Modulated wavelets are good because you can also play them and listen how they sound with the real speakers in a real room.
I am wondering what exactly do you mean with "modulated wavelets". Do you mean those cosine shaped bursts of Linkwitz?

Quote:
If you compare the steady state FFT responses posted earlier, it is near to impossible to tell the perceptual differences from them. And there is a huge perceptual difference between the monopole and dipole when playing signals with modulations. It has become obvious the steady state FFT freq response is useless in describing this.
No, it's not useless, but there are better methods of visualize the same data.
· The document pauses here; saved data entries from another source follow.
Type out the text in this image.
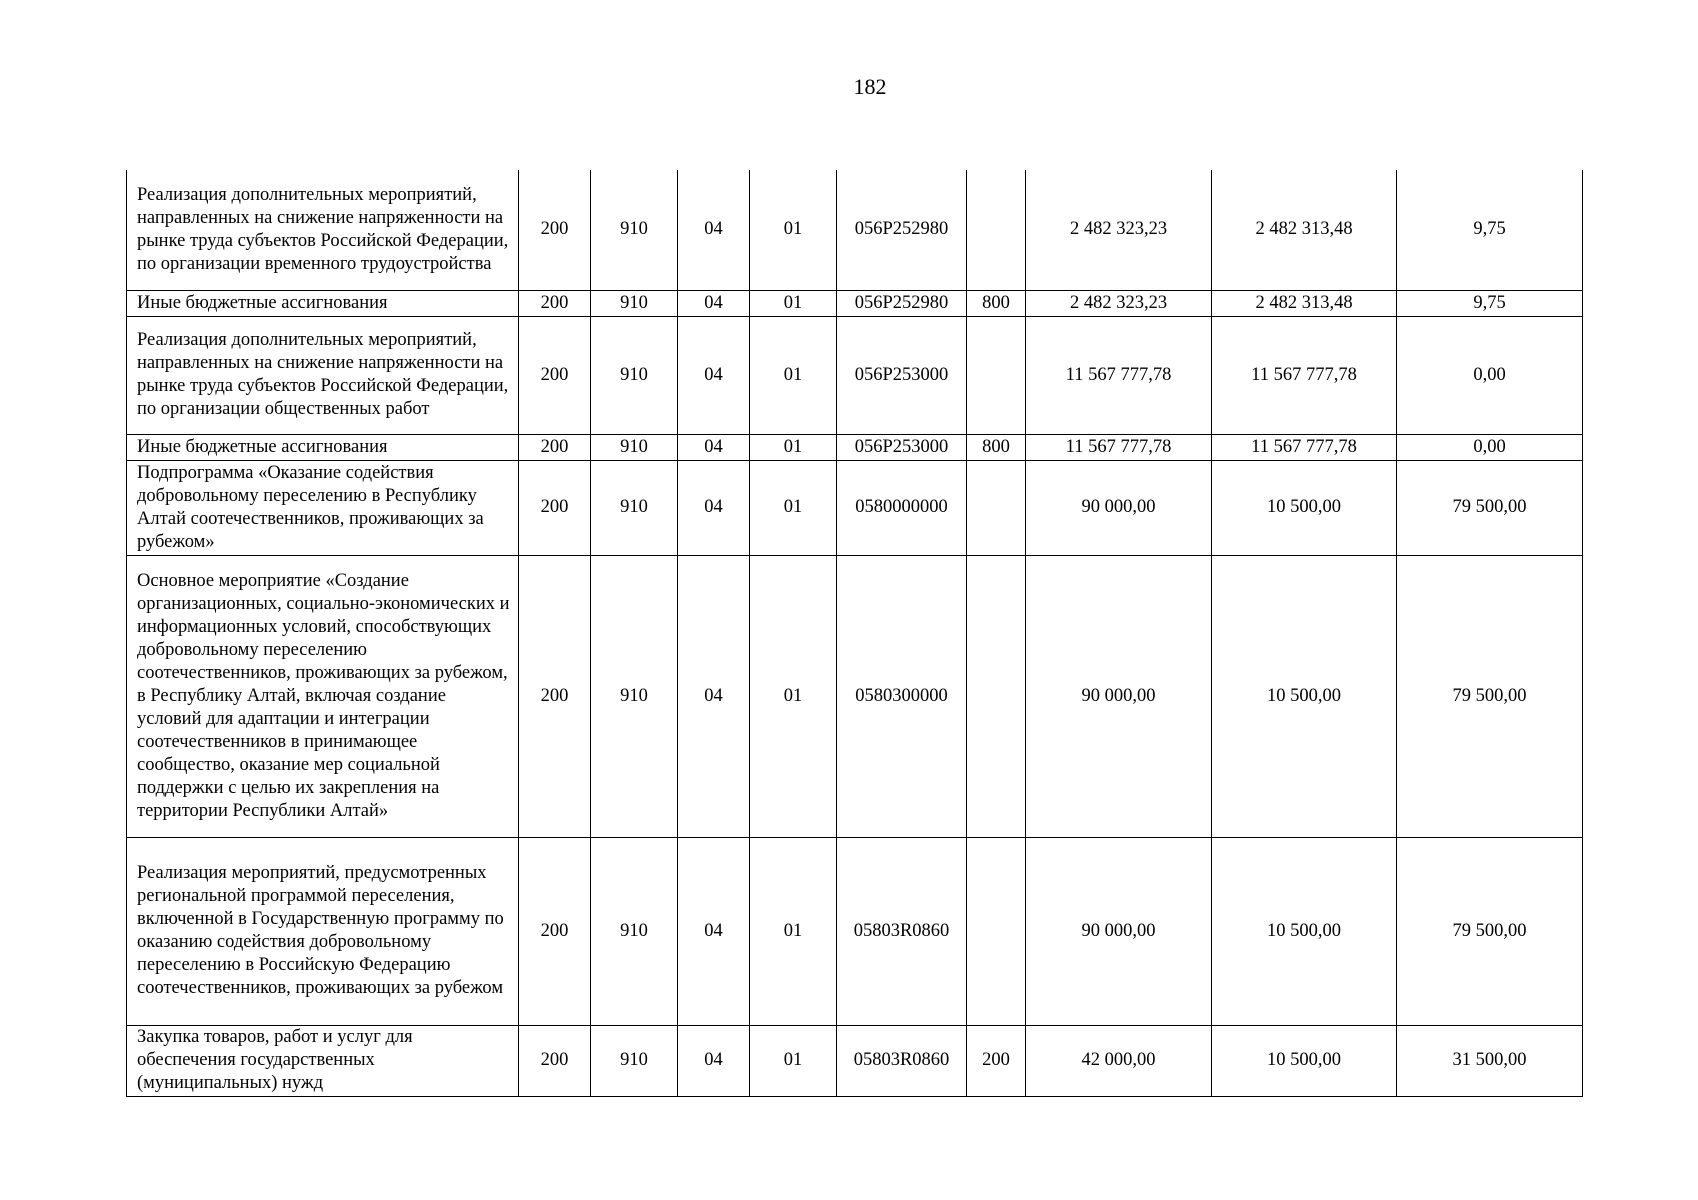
182
Реализация дополнительных мероприятий, направленных на снижение напряженности на рынке труда субъектов Российской Федерации, по организации временного трудоустройства	200	910	04	01	056P252980		2 482 323,23	2 482 313,48	9,75
Иные бюджетные ассигнования	200	910	04	01	056P252980	800	2 482 323,23	2 482 313,48	9,75
Реализация дополнительных мероприятий, направленных на снижение напряженности на рынке труда субъектов Российской Федерации, по организации общественных работ	200	910	04	01	056P253000		11 567 777,78	11 567 777,78	0,00
Иные бюджетные ассигнования	200	910	04	01	056P253000	800	11 567 777,78	11 567 777,78	0,00
Подпрограмма «Оказание содействия добровольному переселению в Республику Алтай соотечественников, проживающих за рубежом»	200	910	04	01	0580000000		90 000,00	10 500,00	79 500,00
Основное мероприятие «Создание организационных, социально-экономических и информационных условий, способствующих добровольному переселению соотечественников, проживающих за рубежом, в Республику Алтай, включая создание условий для адаптации и интеграции соотечественников в принимающее сообщество, оказание мер социальной поддержки с целью их закрепления на территории Республики Алтай»	200	910	04	01	0580300000		90 000,00	10 500,00	79 500,00
Реализация мероприятий, предусмотренных региональной программой переселения, включенной в Государственную программу по оказанию содействия добровольному переселению в Российскую Федерацию соотечественников, проживающих за рубежом	200	910	04	01	05803R0860		90 000,00	10 500,00	79 500,00
Закупка товаров, работ и услуг для обеспечения государственных (муниципальных) нужд	200	910	04	01	05803R0860	200	42 000,00	10 500,00	31 500,00
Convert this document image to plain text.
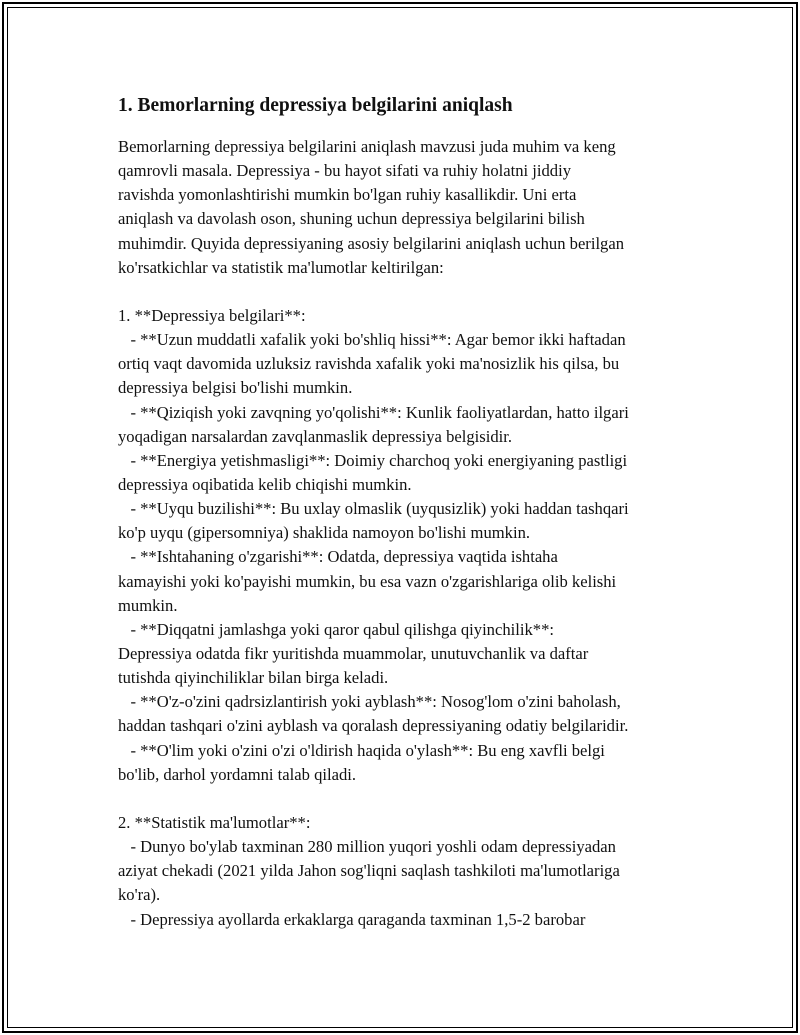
1. Bemorlarning depressiya belgilarini aniqlash
Bemorlarning depressiya belgilarini aniqlash mavzusi juda muhim va keng
qamrovli masala. Depressiya - bu hayot sifati va ruhiy holatni jiddiy
ravishda yomonlashtirishi mumkin bo'lgan ruhiy kasallikdir. Uni erta
aniqlash va davolash oson, shuning uchun depressiya belgilarini bilish
muhimdir. Quyida depressiyaning asosiy belgilarini aniqlash uchun berilgan
ko'rsatkichlar va statistik ma'lumotlar keltirilgan:
1. **Depressiya belgilari**:
- **Uzun muddatli xafalik yoki bo'shliq hissi**: Agar bemor ikki haftadan
ortiq vaqt davomida uzluksiz ravishda xafalik yoki ma'nosizlik his qilsa, bu
depressiya belgisi bo'lishi mumkin.
- **Qiziqish yoki zavqning yo'qolishi**: Kunlik faoliyatlardan, hatto ilgari
yoqadigan narsalardan zavqlanmaslik depressiya belgisidir.
- **Energiya yetishmasligi**: Doimiy charchoq yoki energiyaning pastligi
depressiya oqibatida kelib chiqishi mumkin.
- **Uyqu buzilishi**: Bu uxlay olmaslik (uyqusizlik) yoki haddan tashqari
ko'p uyqu (gipersomniya) shaklida namoyon bo'lishi mumkin.
- **Ishtahaning o'zgarishi**: Odatda, depressiya vaqtida ishtaha
kamayishi yoki ko'payishi mumkin, bu esa vazn o'zgarishlariga olib kelishi
mumkin.
- **Diqqatni jamlashga yoki qaror qabul qilishga qiyinchilik**:
Depressiya odatda fikr yuritishda muammolar, unutuvchanlik va daftar
tutishda qiyinchiliklar bilan birga keladi.
- **O'z-o'zini qadrsizlantirish yoki ayblash**: Nosog'lom o'zini baholash,
haddan tashqari o'zini ayblash va qoralash depressiyaning odatiy belgilaridir.
- **O'lim yoki o'zini o'zi o'ldirish haqida o'ylash**: Bu eng xavfli belgi
bo'lib, darhol yordamni talab qiladi.
2. **Statistik ma'lumotlar**:
- Dunyo bo'ylab taxminan 280 million yuqori yoshli odam depressiyadan
aziyat chekadi (2021 yilda Jahon sog'liqni saqlash tashkiloti ma'lumotlariga
ko'ra).
- Depressiya ayollarda erkaklarga qaraganda taxminan 1,5-2 barobar
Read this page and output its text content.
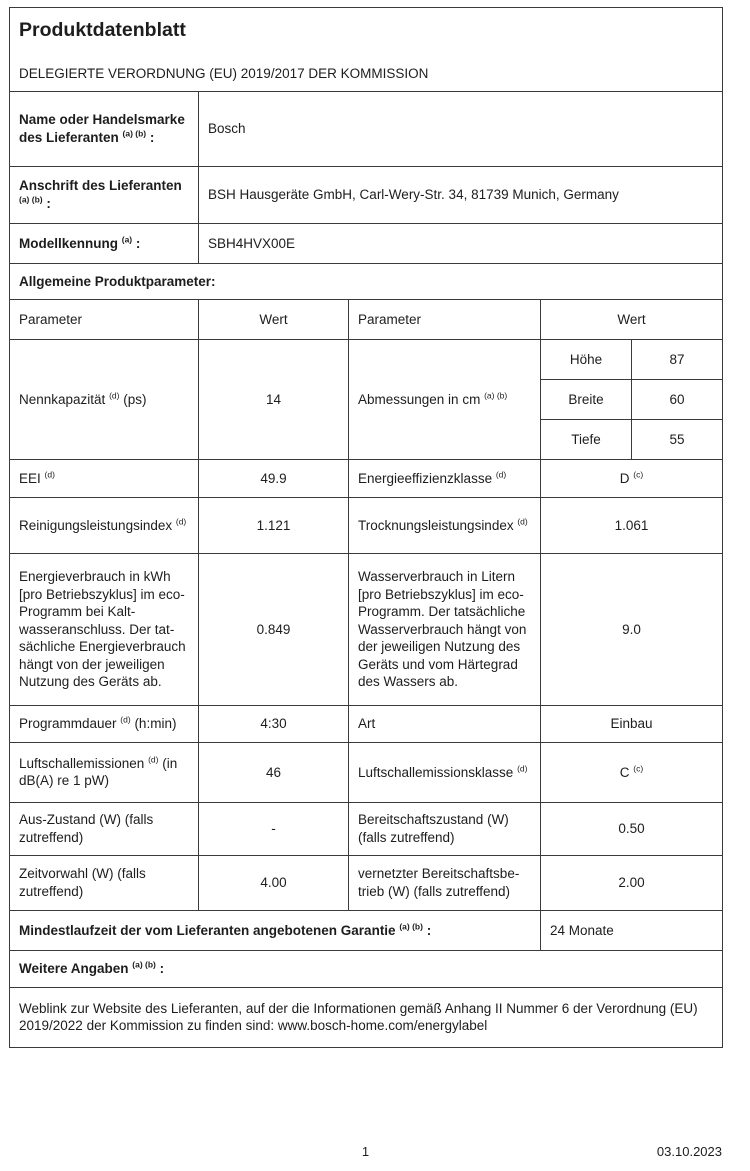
Produktdatenblatt
DELEGIERTE VERORDNUNG (EU) 2019/2017 DER KOMMISSION				

Name oder Handelsmarke des Lieferanten $^{(a) (b)}$ :	Bosch			
Anschrift des Lieferanten $^{(a) (b)}$ :	BSH Hausgeräte GmbH, Carl-Wery-Str. 34, 81739 Munich, Germany			
Modellkennung $^{(a)}$ :	SBH4HVX00E			
Allgemeine Produktparameter:				
Parameter	Wert	Parameter	Wert	
Nennkapazität $^{(d)}$ (ps)	14	Abmessungen in cm $^{(a) (b)}$	Höhe	87
			Breite	60
			Tiefe	55
EEI $^{(d)}$	49.9	Energieeffizienzklasse $^{(d)}$	D $^{(c)}$
Reinigungsleistungsindex $^{(d)}$	1.121	Trocknungsleistungsindex $^{(d)}$	1.061	
Energieverbrauch in kWh [pro Betriebszyklus] im eco-Programm bei Kaltwasseranschluss. Der tatsächliche Energieverbrauch hängt von der jeweiligen Nutzung des Geräts ab.	0.849	Wasserverbrauch in Litern [pro Betriebszyklus] im eco-Programm. Der tatsächliche Wasserverbrauch hängt von der jeweiligen Nutzung des Geräts und vom Härtegrad des Wassers ab.	9.0	
Programmdauer $^{(d)}$ (h:min)	4:30	Art	Einbau	
Luftschallemissionen $^{(d)}$ (in dB(A) re 1 pW)	46	Luftschallemissionsklasse $^{(d)}$	C $^{(c)}$
Aus-Zustand (W) (falls zutreffend)	-	Bereitschaftszustand (W) (falls zutreffend)	0.50	
Zeitvorwahl (W) (falls zutreffend)	4.00	vernetzter Bereitschaftsbetrieb (W) (falls zutreffend)	2.00	
Mindestlaufzeit der vom Lieferanten angebotenen Garantie $^{(a) (b)}$ :			24 Monate	
Weitere Angaben $^{(a) (b)}$ :				
Weblink zur Website des Lieferanten, auf der die Informationen gemäß Anhang II Nummer 6 der Verordnung (EU) 2019/2022 der Kommission zu finden sind: www.bosch-home.com/energylabel				
1	03.10.2023
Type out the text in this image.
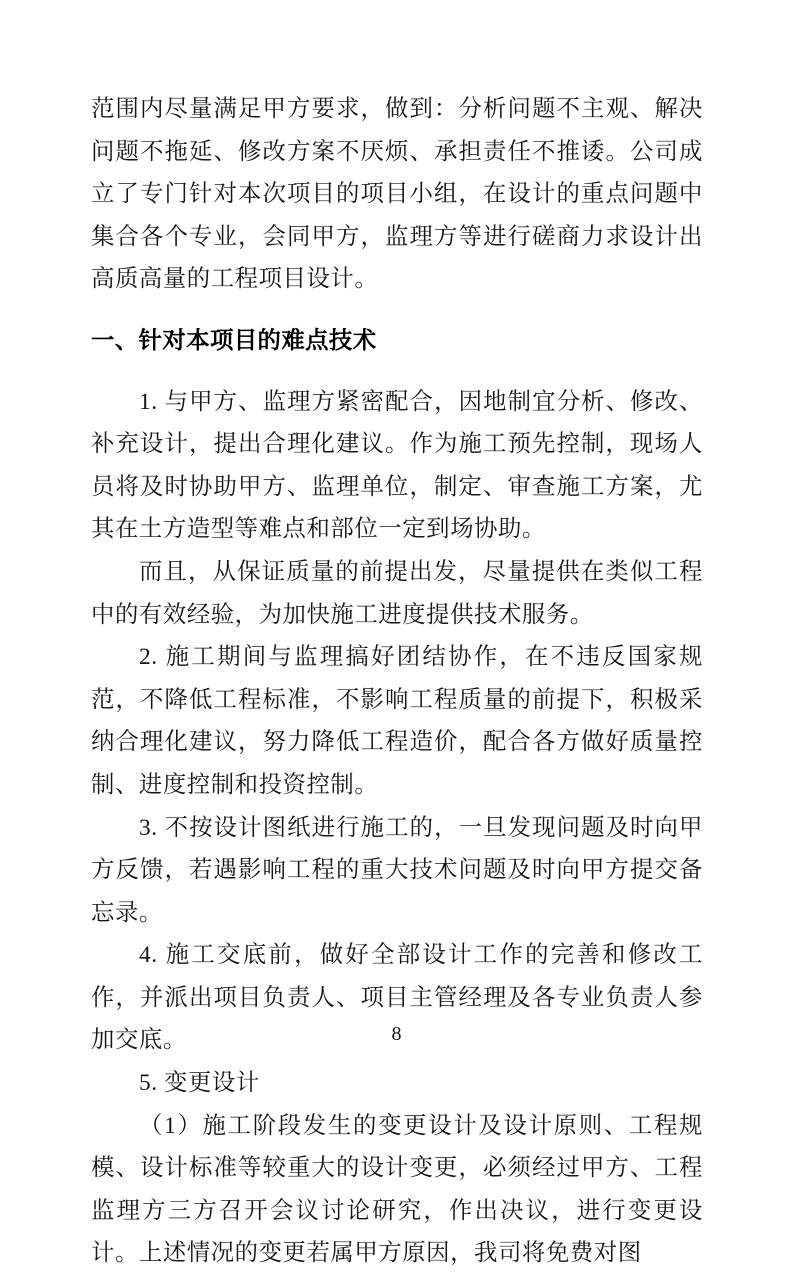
范围内尽量满足甲方要求，做到：分析问题不主观、解决问题不拖延、修改方案不厌烦、承担责任不推诿。公司成立了专门针对本次项目的项目小组，在设计的重点问题中集合各个专业，会同甲方，监理方等进行磋商力求设计出高质高量的工程项目设计。

一、针对本项目的难点技术

1. 与甲方、监理方紧密配合，因地制宜分析、修改、补充设计，提出合理化建议。作为施工预先控制，现场人员将及时协助甲方、监理单位，制定、审查施工方案，尤其在土方造型等难点和部位一定到场协助。

而且，从保证质量的前提出发，尽量提供在类似工程中的有效经验，为加快施工进度提供技术服务。

2. 施工期间与监理搞好团结协作，在不违反国家规范，不降低工程标准，不影响工程质量的前提下，积极采纳合理化建议，努力降低工程造价，配合各方做好质量控制、进度控制和投资控制。

3. 不按设计图纸进行施工的，一旦发现问题及时向甲方反馈，若遇影响工程的重大技术问题及时向甲方提交备忘录。

4. 施工交底前，做好全部设计工作的完善和修改工作，并派出项目负责人、项目主管经理及各专业负责人参加交底。

5. 变更设计

（1）施工阶段发生的变更设计及设计原则、工程规模、设计标准等较重大的设计变更，必须经过甲方、工程监理方三方召开会议讨论研究，作出决议，进行变更设计。上述情况的变更若属甲方原因，我司将免费对图

8
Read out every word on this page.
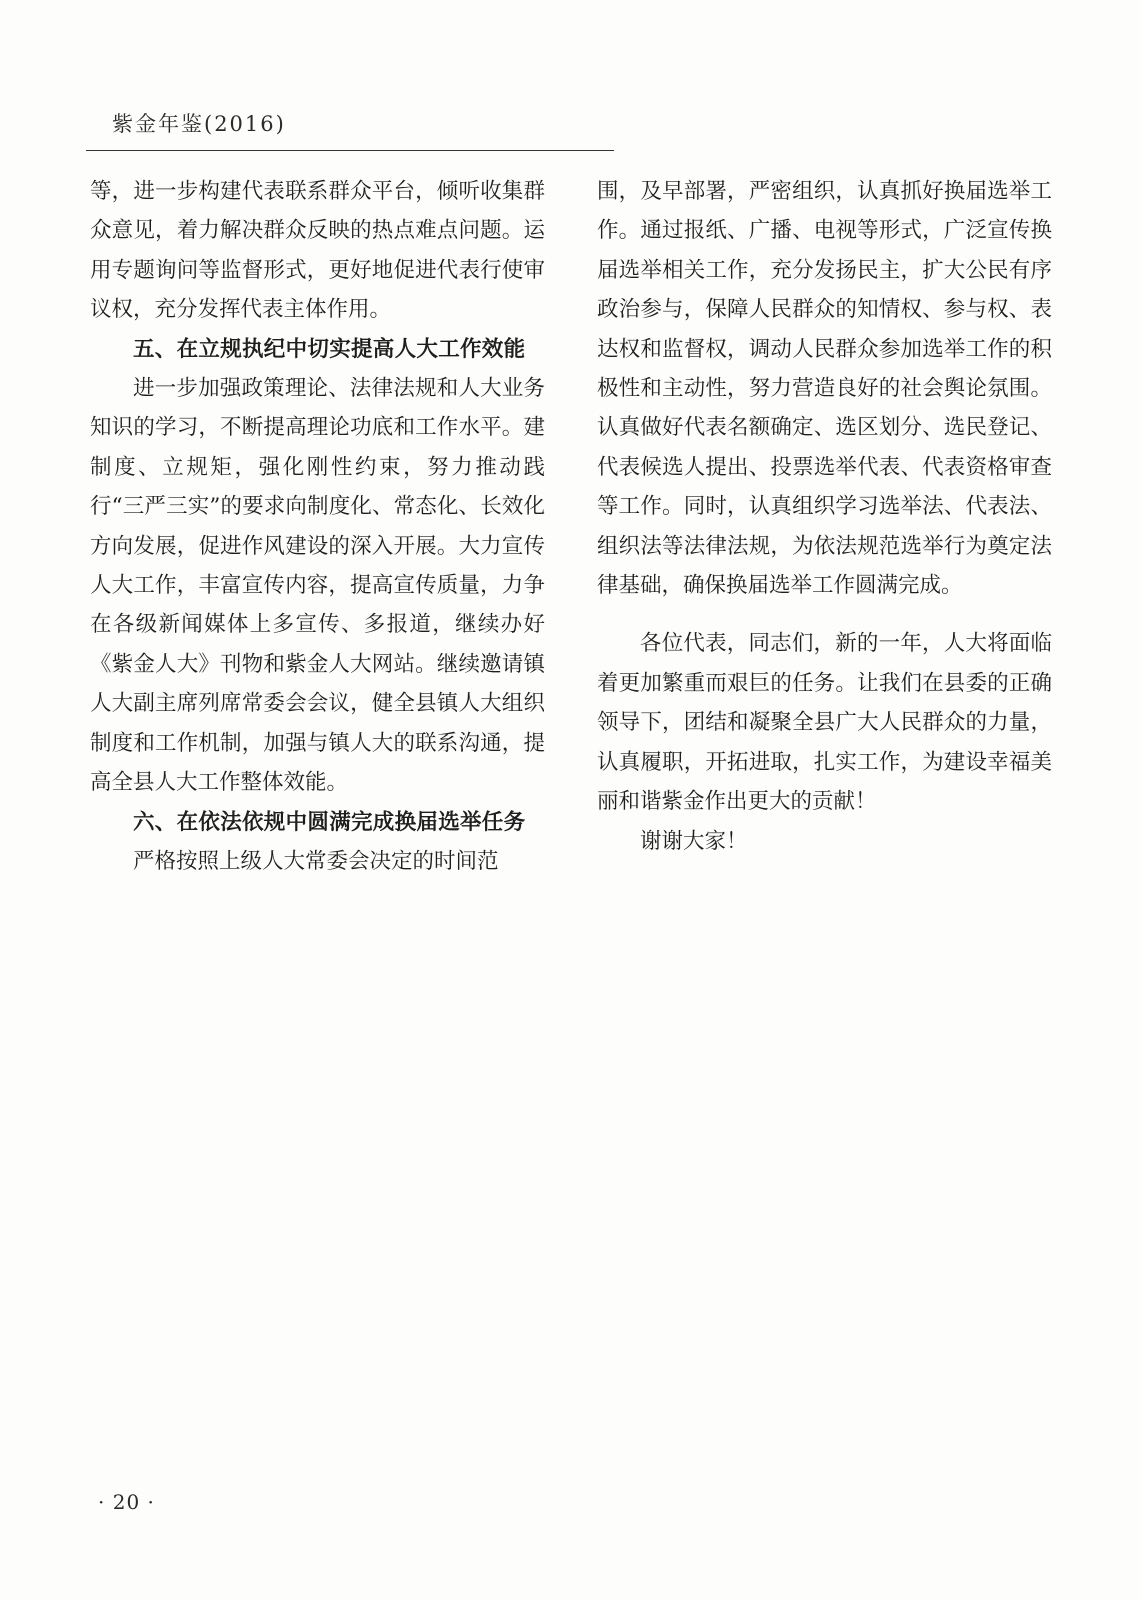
紫金年鉴(2016)

等，进一步构建代表联系群众平台，倾听收集群众意见，着力解决群众反映的热点难点问题。运用专题询问等监督形式，更好地促进代表行使审议权，充分发挥代表主体作用。

五、在立规执纪中切实提高人大工作效能

进一步加强政策理论、法律法规和人大业务知识的学习，不断提高理论功底和工作水平。建制度、立规矩，强化刚性约束，努力推动践行“三严三实”的要求向制度化、常态化、长效化方向发展，促进作风建设的深入开展。大力宣传人大工作，丰富宣传内容，提高宣传质量，力争在各级新闻媒体上多宣传、多报道，继续办好《紫金人大》刊物和紫金人大网站。继续邀请镇人大副主席列席常委会会议，健全县镇人大组织制度和工作机制，加强与镇人大的联系沟通，提高全县人大工作整体效能。

六、在依法依规中圆满完成换届选举任务

严格按照上级人大常委会决定的时间范

围，及早部署，严密组织，认真抓好换届选举工作。通过报纸、广播、电视等形式，广泛宣传换届选举相关工作，充分发扬民主，扩大公民有序政治参与，保障人民群众的知情权、参与权、表达权和监督权，调动人民群众参加选举工作的积极性和主动性，努力营造良好的社会舆论氛围。认真做好代表名额确定、选区划分、选民登记、代表候选人提出、投票选举代表、代表资格审查等工作。同时，认真组织学习选举法、代表法、组织法等法律法规，为依法规范选举行为奠定法律基础，确保换届选举工作圆满完成。

各位代表，同志们，新的一年，人大将面临着更加繁重而艰巨的任务。让我们在县委的正确领导下，团结和凝聚全县广大人民群众的力量，认真履职，开拓进取，扎实工作，为建设幸福美丽和谐紫金作出更大的贡献！

谢谢大家！

· 20 ·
That's what you are doing with your wavelet CSD.

But it is not hard to find important differences in your frequency responses. Below 40 Hz both work nearly the same. Then there's a mode at 45 Hz, still both with same level. But the next mode at 50 Hz is less excited from the dipole. Above the monopole seems to produce a null at the measurement position, while the dipole seems to work very uniform. Then, at 65 Hz, there's another very deep null from the monopole, a hint to a long decaying mode*. Above 65 Hz, both are nearly the same again, with the dipole having a slightly deeper null at 85 Hz. And all this is also visible in your CSD, although the modes are not clearly visible. That's because the used wavelets have to much bandwidth to show it. Reducing the bandwidth will give a better distinction of each mode, while sacrificing time resolution.

I would not damn the frequency response visualization. It is well enough for showing the modal behaviour of a room, and much better suited when designing EQs oder absorbers for single modes.

* I once experimented with notch filters placed on nulls, and it was quite successful. The frequency response was much more uniform across different places in the room. The perception at the listening position was not much affected.